Das ist nicht ganz richtig, Morgins hat fest Angestellte Streckenbauer, Avoriaz hat recht viel gemacht inkl. Bagger, Les Crosset erlebt man auch hin und wieder mal perfekt geshapte. Die Jungs aus Les Crossetes sprechen sogar deutsch. 

Es wird viel gemacht, ist aber zu wenig um immer einen befriedigenden Zustand zu haben.
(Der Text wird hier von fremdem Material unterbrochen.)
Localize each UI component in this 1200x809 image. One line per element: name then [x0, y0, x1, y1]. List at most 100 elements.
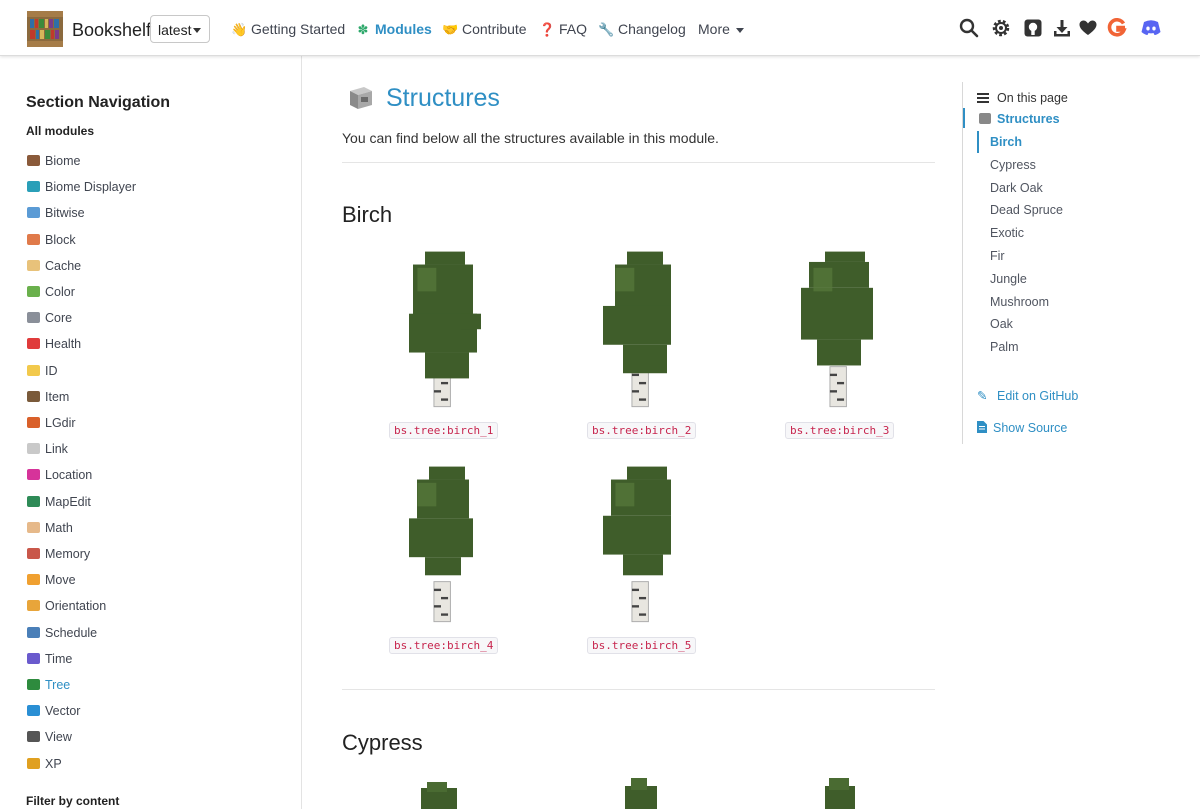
toc-item-exotic[interactable]: Exotic	[990, 226, 1024, 240]
search-icon[interactable]	[959, 18, 979, 38]
structure-block-icon	[979, 113, 991, 124]
sidebar-item-location[interactable]: Location	[27, 468, 92, 482]
sidebar-item-label: Biome	[45, 154, 81, 168]
download-icon[interactable]	[1052, 18, 1072, 38]
sidebar-item-block[interactable]: Block	[27, 233, 76, 247]
core-icon	[27, 312, 40, 324]
time-icon	[27, 652, 40, 664]
sidebar-item-label: Core	[45, 311, 73, 326]
structure-id-code: bs.tree:birch_1	[389, 422, 499, 439]
curseforge-icon[interactable]	[1107, 18, 1127, 38]
toc-item-palm[interactable]: Palm	[990, 340, 1018, 354]
toc-item-structures[interactable]: Structures	[979, 112, 1060, 126]
sidebar-item-label: Bitwise	[45, 206, 85, 221]
birch-tree-preview	[801, 251, 873, 408]
nav-modules-label: Modules	[375, 21, 432, 37]
sidebar-item-label: MapEdit	[45, 494, 91, 509]
cypress-tree-preview	[421, 782, 457, 809]
tree-icon	[27, 679, 40, 690]
orientation-icon	[27, 600, 40, 612]
sidebar-item-label: Health	[45, 337, 82, 352]
sidebar-item-core[interactable]: Core	[27, 311, 72, 325]
intro-text: You can find below all the structures av…	[342, 130, 719, 146]
birch-tree-preview	[603, 466, 671, 623]
section-navigation-sidebar: Section Navigation All modules Biome Biom…	[0, 56, 302, 809]
toc-item-dead-spruce[interactable]: Dead Spruce	[990, 203, 1063, 217]
sidebar-item-cache[interactable]: Cache	[27, 259, 81, 273]
location-icon	[27, 469, 40, 481]
clover-icon: ✽	[357, 22, 369, 37]
sidebar-item-xp[interactable]: XP	[27, 757, 62, 771]
all-modules-link[interactable]: All modules	[26, 124, 94, 138]
sidebar-item-biome-displayer[interactable]: Biome Displayer	[27, 180, 136, 194]
nav-contribute[interactable]: 🤝 Contribute	[442, 21, 527, 38]
show-source-label: Show Source	[993, 421, 1068, 435]
version-select[interactable]: latest	[150, 15, 210, 43]
on-this-page-toc: On this page Structures Birch Cypress Dark…	[962, 82, 1182, 444]
toc-item-dark-oak[interactable]: Dark Oak	[990, 181, 1043, 195]
math-icon	[27, 521, 40, 533]
sidebar-item-id[interactable]: ID	[27, 364, 58, 378]
sidebar-item-health[interactable]: Health	[27, 337, 81, 351]
id-icon	[27, 364, 40, 376]
edit-on-github-link[interactable]: ✎ Edit on GitHub	[977, 388, 1078, 403]
sidebar-item-view[interactable]: View	[27, 730, 72, 744]
nav-faq[interactable]: ❓ FAQ	[539, 21, 587, 38]
toc-item-birch[interactable]: Birch	[990, 135, 1022, 149]
nav-changelog-label: Changelog	[618, 21, 686, 37]
lgdir-icon	[27, 417, 40, 428]
toc-item-fir[interactable]: Fir	[990, 249, 1005, 263]
sidebar-item-link[interactable]: Link	[27, 442, 68, 456]
sidebar-item-move[interactable]: Move	[27, 573, 76, 587]
toc-item-cypress[interactable]: Cypress	[990, 158, 1036, 172]
nav-more-dropdown[interactable]: More	[698, 21, 744, 37]
sidebar-item-color[interactable]: Color	[27, 285, 75, 299]
brand-name[interactable]: Bookshelf	[72, 20, 151, 41]
sidebar-item-tree[interactable]: Tree	[27, 678, 70, 692]
sidebar-item-label: Block	[45, 232, 76, 247]
list-icon	[977, 93, 989, 103]
sidebar-item-label: ID	[45, 363, 58, 378]
sidebar-item-orientation[interactable]: Orientation	[27, 599, 106, 613]
sidebar-item-label: Cache	[45, 258, 82, 273]
nav-changelog[interactable]: 🔧 Changelog	[598, 21, 686, 38]
nav-getting-started[interactable]: 👋 Getting Started	[231, 21, 345, 38]
toc-item-mushroom[interactable]: Mushroom	[990, 295, 1049, 309]
sidebar-item-label: Time	[45, 651, 73, 666]
sidebar-item-mapedit[interactable]: MapEdit	[27, 495, 91, 509]
main-content: Structures You can find below all the st…	[303, 56, 963, 809]
structure-block-icon	[350, 87, 372, 109]
discord-icon[interactable]	[1140, 18, 1162, 38]
sidebar-item-vector[interactable]: Vector	[27, 704, 80, 718]
heart-icon[interactable]	[1078, 18, 1098, 38]
cypress-tree-preview	[825, 778, 855, 809]
sidebar-item-math[interactable]: Math	[27, 521, 73, 535]
sidebar-item-time[interactable]: Time	[27, 652, 72, 666]
show-source-link[interactable]: Show Source	[977, 421, 1067, 435]
toc-item-jungle[interactable]: Jungle	[990, 272, 1027, 286]
sidebar-item-item[interactable]: Item	[27, 390, 69, 404]
nav-modules[interactable]: ✽ Modules	[355, 21, 432, 38]
github-icon[interactable]	[1023, 18, 1043, 38]
gear-icon[interactable]	[991, 18, 1011, 38]
link-icon	[27, 443, 40, 455]
sidebar-item-memory[interactable]: Memory	[27, 547, 90, 561]
handshake-icon: 🤝	[442, 22, 459, 37]
sidebar-item-bitwise[interactable]: Bitwise	[27, 206, 85, 220]
sidebar-item-schedule[interactable]: Schedule	[27, 626, 97, 640]
cache-icon	[27, 259, 40, 271]
waving-hand-icon: 👋	[231, 22, 248, 37]
color-icon	[27, 286, 40, 297]
memory-icon	[27, 548, 40, 559]
cypress-tree-preview	[625, 778, 657, 809]
toc-item-oak[interactable]: Oak	[990, 317, 1013, 331]
sidebar-item-label: Move	[45, 573, 76, 588]
section-heading-birch: Birch	[342, 202, 393, 227]
sidebar-item-biome[interactable]: Biome	[27, 154, 80, 168]
mapedit-icon	[27, 495, 40, 507]
schedule-icon	[27, 626, 40, 638]
top-navbar: Bookshelf latest 👋 Getting Started ✽ Modul…	[0, 0, 1200, 56]
bookshelf-logo[interactable]	[27, 11, 63, 47]
bitwise-icon	[27, 207, 40, 219]
sidebar-item-lgdir[interactable]: LGdir	[27, 416, 76, 430]
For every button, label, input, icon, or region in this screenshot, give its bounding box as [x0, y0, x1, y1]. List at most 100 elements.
Es sind einfach zu viele km für ein paar Jungs die buddeln.


----------



## evilthommy (25. August 2013)

dafür gibt es viel auswahl, man muss sich halt die besten strecken raussuchen und dort sein spass haben


----------



## Tabletop84 (25. August 2013)

Als ich letztens in Crosets gefahren bin war mein Eindruck dass sich an den Strecken seit 2010 eigentlich nix verändert hat.


----------



## ride-FX (25. August 2013)

hm, das gefühl hatte ich in chatel auf manchen strecken auch. da wurde auch nichts gemacht, außer mehr kaputt gefahren. aber die anspruchsvollen strecken sehen ganz ordnetlich aus.


----------



## Monsterwade (26. August 2013)

PlanB schrieb:


> Spaß gemacht hat es auf jeden Fall, aber fürs nächste Mal würde ich in Erwägung ziehen früher in der Saison hinzufahren.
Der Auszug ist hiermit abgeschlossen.